Думаю, что трагедия Косыгина как политика состояла в том, что он многое видел, понимал, но не предпринимал решительных мер к тому, чтобы восстать против негативных, уродливых, чуждых социализму явлений, в том числе в верхних эшелонах власти.
Полагаю, что необходимость «омоложения» руководства в высшем эшелоне партийной и государственной власти понимал и Анастас Иванович Микоян, занимавший в 1964–1965 годах пост Председателя Президиума Верховного Совета СССР. Он связывал с этим «омоложением» определенные новации в политике.
У меня с Анастасом Ивановичем было несколько встреч, в том числе и в связи с пребыванием в нашей стране госпожи Индиры Ганди.

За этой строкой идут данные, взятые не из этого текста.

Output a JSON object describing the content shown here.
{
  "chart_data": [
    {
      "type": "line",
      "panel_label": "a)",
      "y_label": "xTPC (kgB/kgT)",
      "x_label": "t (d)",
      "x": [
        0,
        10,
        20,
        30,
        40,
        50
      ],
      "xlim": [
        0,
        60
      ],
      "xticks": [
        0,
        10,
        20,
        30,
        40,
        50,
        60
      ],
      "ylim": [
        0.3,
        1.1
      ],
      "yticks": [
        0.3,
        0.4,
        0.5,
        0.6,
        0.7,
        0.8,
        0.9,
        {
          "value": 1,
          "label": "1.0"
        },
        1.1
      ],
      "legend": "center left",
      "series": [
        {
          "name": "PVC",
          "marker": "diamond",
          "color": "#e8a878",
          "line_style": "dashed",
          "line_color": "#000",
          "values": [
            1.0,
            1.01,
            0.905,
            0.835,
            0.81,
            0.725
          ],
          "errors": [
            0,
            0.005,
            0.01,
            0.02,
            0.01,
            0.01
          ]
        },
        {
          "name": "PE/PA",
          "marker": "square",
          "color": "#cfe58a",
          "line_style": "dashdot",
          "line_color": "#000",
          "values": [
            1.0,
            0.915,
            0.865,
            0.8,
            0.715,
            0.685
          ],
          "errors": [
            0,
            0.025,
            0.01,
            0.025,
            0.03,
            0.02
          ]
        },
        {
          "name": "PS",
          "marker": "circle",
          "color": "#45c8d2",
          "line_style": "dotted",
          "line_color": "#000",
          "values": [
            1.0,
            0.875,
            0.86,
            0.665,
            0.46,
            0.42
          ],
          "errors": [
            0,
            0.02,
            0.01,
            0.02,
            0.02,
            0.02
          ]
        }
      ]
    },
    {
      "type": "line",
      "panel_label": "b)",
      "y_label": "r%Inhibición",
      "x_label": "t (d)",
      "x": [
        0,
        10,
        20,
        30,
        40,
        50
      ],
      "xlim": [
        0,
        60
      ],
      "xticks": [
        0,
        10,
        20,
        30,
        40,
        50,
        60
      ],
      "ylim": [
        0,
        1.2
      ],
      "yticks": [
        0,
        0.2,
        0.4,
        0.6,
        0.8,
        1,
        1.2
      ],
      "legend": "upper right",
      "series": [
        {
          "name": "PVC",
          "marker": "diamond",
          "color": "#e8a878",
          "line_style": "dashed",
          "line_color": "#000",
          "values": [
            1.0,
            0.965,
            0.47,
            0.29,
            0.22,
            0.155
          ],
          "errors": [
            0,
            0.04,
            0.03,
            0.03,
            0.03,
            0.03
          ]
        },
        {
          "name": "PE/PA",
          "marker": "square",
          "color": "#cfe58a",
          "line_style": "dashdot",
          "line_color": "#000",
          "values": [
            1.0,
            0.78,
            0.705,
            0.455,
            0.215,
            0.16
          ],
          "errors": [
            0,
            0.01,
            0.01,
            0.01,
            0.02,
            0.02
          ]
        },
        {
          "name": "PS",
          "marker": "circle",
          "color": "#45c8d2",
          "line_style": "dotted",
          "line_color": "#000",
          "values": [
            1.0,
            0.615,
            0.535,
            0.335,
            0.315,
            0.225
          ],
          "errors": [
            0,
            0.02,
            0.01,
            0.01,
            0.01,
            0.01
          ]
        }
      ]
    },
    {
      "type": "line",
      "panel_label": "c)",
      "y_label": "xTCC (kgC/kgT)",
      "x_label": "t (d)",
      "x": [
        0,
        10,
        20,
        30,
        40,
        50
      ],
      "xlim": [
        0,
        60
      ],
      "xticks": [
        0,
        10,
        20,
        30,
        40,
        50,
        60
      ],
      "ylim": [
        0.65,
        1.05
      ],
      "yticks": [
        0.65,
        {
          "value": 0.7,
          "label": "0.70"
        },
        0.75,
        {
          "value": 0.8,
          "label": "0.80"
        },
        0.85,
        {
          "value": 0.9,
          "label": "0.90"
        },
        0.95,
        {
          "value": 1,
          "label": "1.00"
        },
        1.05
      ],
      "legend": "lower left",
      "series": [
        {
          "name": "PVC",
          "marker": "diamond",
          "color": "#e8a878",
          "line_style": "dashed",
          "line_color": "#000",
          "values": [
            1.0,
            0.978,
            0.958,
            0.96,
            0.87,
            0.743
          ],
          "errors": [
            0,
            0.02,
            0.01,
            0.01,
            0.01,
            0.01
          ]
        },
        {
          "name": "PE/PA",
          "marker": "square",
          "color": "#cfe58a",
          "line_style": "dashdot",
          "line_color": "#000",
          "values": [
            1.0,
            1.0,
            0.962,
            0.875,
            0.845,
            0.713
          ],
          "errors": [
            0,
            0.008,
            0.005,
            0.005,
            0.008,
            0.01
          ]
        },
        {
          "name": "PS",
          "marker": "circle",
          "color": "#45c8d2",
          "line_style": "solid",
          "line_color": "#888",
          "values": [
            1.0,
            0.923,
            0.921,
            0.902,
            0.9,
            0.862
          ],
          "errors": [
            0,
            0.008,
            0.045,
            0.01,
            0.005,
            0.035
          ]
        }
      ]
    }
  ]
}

В 1964 году она возглавляла министерство радиовещания и информации Индии. К нам приехала по моему приглашению. Однако в память о ее отце Джавахарлале Неру, который выступал за всемерное развитие дружбы с СССР, и отдавая должное ее личным успехам в политической жизни Индии, было решено поднять прием до государственного уровня.
После одной из встреч с Индирой Ганди Анастас Иванович попросил меня задержаться. Был яркий весенний день. Солнечные лучи врывались в небольшой уютный кабинет, наполняя его теплотой и светом. Анастас Иванович прошел по кабинету, встал к окну и как-то по-домашнему, словно речь шла о предстоящем обеде, спросил: «Как вы считаете, следует мне уйти с поста Председателя Президиума Верховного Совета СССР или нет?» Когда он выговорил с заметным кавказским акцентом этот вопрос, я не видел его лица, солнечный луч, бивший из-за спины, превратил его в темное пятно. Вопрос для меня был настолько неожиданным, что я даже растерялся, что не осталось Микояном незамеченным.
Я прошел по кабинету, стремясь занять такое положение, чтобы видеть выражение лица собеседника. Пока шел, лихорадочно думал, как ответить. Ответ, собственно, был готов — «уходить!» — но в какую форму его облечь?
«Думаю, — отвечал я, — ваш огромный политический опыт может быть полезен для дела независимо от того служебного положения, какое вы занимаете. Ведь, как говорят, не место красит человека, а человек место».
«Да пора уходить! Вся штука в том, кто займет столь высокий пост?! Об этом нам предстоит лишь гадать».
Конечно, А.И. Микояну пора было на пенсию. До него наверняка доходила людская молва о нем как о политическом приспособленце, сумевшем пройти сквозь все, именно все, сложные жизненные перипетии «от Ильича до Ильича».
Во время посещений А.И. Микояна я делился с ним своими планами по развитию телевидения и радио в стране. Он всегда внимательно слушал, а его советы, замечания обычно были точными и дельными, а иначе и быть не могло — за плечами Анастаса Ивановича был огромный жизненный и политический опыт. Он советовал мне: «Если вы пришли к твердому убеждению в целесообразности того или иного своего предложения, то оформляйте его запиской и направляйте в ЦК партии. Вас не должно смущать то обстоятельство, что это ваше предложение будет отклонено. Оно останется в архиве. История все расставляет по своим местам».